"Geschichtsschreibung in und über die Slowakei (19./20. Jahrhundert)"

München, 17.-18.10.2002

Internationales Begegnungszentrum der Wissenschaft, Amalienstraße 38

Arbeitstagung veranstaltet vom Collegium Carolinum,

in Verbindung mit dem Südost-Institut und dem Ungarischen Institut München

gefördert von der Fritz Thyssen Stiftung

Im deutschsprachigen Raum ist die Slowakei im Vergleich zu anderen ostmitteleuropäischen Ländern weitgehend historiographische terra incognita.
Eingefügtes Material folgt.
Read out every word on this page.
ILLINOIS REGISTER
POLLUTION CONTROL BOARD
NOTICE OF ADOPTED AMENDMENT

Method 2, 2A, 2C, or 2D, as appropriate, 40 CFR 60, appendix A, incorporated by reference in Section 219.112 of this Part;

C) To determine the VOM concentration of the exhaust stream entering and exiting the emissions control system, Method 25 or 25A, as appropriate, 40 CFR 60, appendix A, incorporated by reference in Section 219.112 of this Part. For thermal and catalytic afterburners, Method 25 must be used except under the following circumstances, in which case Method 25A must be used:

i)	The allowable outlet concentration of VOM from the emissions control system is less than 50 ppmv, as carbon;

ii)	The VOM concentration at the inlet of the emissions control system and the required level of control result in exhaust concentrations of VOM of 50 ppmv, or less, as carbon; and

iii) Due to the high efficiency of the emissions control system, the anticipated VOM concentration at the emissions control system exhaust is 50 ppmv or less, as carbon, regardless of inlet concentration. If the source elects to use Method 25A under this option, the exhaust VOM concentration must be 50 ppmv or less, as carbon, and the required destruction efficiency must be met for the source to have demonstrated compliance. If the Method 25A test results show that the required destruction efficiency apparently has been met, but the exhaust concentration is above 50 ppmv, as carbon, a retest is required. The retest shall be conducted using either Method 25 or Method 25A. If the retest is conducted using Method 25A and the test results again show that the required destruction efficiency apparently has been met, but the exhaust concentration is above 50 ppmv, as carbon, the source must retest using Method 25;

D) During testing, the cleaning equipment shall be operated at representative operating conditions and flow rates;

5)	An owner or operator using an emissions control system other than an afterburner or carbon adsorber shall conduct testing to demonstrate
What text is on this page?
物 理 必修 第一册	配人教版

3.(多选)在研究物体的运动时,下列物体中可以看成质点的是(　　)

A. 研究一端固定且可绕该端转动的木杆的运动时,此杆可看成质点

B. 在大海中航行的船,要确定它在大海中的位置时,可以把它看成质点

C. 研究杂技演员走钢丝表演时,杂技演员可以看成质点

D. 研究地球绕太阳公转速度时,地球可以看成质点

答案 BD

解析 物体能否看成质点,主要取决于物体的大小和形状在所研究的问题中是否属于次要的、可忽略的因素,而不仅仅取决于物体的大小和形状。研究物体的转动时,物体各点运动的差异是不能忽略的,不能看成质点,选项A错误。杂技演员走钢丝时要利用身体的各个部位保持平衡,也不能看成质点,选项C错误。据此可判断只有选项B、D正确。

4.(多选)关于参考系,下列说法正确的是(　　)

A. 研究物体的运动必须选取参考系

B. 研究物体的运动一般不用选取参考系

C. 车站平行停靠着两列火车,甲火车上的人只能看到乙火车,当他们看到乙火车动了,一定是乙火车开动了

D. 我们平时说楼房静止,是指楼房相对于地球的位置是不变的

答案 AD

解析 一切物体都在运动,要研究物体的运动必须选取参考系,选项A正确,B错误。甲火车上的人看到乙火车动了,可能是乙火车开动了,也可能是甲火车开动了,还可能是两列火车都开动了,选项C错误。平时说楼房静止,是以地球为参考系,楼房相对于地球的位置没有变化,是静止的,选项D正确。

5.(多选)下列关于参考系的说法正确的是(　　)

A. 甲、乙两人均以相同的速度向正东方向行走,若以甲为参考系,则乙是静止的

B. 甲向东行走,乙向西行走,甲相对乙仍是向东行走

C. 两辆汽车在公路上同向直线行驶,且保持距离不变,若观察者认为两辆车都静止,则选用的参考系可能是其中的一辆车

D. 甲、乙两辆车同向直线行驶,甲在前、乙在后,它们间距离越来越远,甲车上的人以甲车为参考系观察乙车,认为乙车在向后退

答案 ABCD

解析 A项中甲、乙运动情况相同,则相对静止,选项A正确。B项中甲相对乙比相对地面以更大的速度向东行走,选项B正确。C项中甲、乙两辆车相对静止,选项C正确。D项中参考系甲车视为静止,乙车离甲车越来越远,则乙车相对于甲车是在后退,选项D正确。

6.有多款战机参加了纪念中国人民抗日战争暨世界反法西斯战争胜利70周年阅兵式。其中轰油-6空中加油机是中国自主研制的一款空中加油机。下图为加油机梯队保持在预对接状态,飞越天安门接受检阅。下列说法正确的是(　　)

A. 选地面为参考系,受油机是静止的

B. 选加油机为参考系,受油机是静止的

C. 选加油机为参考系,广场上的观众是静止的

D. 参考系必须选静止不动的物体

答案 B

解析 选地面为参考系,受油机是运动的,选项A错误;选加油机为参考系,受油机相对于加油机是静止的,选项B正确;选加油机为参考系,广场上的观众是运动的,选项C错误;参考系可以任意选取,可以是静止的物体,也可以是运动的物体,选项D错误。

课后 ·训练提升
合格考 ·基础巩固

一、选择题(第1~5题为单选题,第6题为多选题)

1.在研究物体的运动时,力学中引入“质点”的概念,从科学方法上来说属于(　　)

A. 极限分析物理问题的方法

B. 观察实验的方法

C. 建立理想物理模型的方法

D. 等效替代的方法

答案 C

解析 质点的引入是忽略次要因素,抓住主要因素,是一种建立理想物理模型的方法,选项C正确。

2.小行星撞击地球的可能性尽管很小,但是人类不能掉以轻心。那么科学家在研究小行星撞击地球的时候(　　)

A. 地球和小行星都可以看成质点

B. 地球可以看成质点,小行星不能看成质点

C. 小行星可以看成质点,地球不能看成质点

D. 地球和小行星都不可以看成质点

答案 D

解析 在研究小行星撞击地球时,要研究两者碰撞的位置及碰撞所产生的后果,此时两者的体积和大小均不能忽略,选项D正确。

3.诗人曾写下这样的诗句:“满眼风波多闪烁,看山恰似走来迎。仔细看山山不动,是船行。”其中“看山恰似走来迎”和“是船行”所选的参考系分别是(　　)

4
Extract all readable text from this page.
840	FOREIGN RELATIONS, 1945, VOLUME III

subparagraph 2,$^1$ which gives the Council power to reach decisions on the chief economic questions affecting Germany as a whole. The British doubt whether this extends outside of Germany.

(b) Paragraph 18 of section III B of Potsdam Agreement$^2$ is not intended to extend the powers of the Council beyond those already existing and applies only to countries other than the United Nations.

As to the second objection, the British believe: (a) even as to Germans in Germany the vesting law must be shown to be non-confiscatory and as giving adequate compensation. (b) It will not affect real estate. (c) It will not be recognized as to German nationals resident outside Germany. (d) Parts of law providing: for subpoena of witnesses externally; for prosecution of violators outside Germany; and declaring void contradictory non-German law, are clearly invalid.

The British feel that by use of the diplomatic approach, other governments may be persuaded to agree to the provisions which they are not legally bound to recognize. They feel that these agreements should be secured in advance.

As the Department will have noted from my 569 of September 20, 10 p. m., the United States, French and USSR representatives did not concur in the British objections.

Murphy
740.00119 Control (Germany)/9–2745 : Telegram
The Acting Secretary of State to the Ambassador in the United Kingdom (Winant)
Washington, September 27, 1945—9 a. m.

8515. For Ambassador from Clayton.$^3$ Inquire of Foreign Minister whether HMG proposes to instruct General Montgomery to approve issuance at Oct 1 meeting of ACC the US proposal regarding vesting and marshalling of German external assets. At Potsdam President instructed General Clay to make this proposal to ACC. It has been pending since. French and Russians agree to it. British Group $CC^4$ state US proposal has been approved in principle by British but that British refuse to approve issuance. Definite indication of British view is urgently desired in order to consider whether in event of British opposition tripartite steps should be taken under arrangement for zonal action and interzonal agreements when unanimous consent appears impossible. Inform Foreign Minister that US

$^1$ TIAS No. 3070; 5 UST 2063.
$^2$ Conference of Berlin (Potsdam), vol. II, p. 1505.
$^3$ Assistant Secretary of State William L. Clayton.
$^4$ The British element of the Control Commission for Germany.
Dies ist um so erstaunlicher, als die Slowakei in der Transformationsforschung als Gegenstand der Analyse inzwischen gleichrangig neben der Tschechischen Republik, Ungarn oder Polen fungiert. Diese erste Arbeitstagung zur Slowakei in Deutschland setzt sich daher zum Ziel, diese erhebliche Forschungs- und Informationslücke für ein deutschsprachiges Fachpublikum zu schließen. Im Mittelpunkt des internationalen Expertengesprächs stehen methodisch-theoretische Zugänge der Geschichtsschreibung auf ein Land, das in Hinblick auf die innenpolitischen und weltanschaulichen Dimensionen einer neu errungenen Staatlichkeit in vielen Bereichen exemplarischen Charakter aufweist.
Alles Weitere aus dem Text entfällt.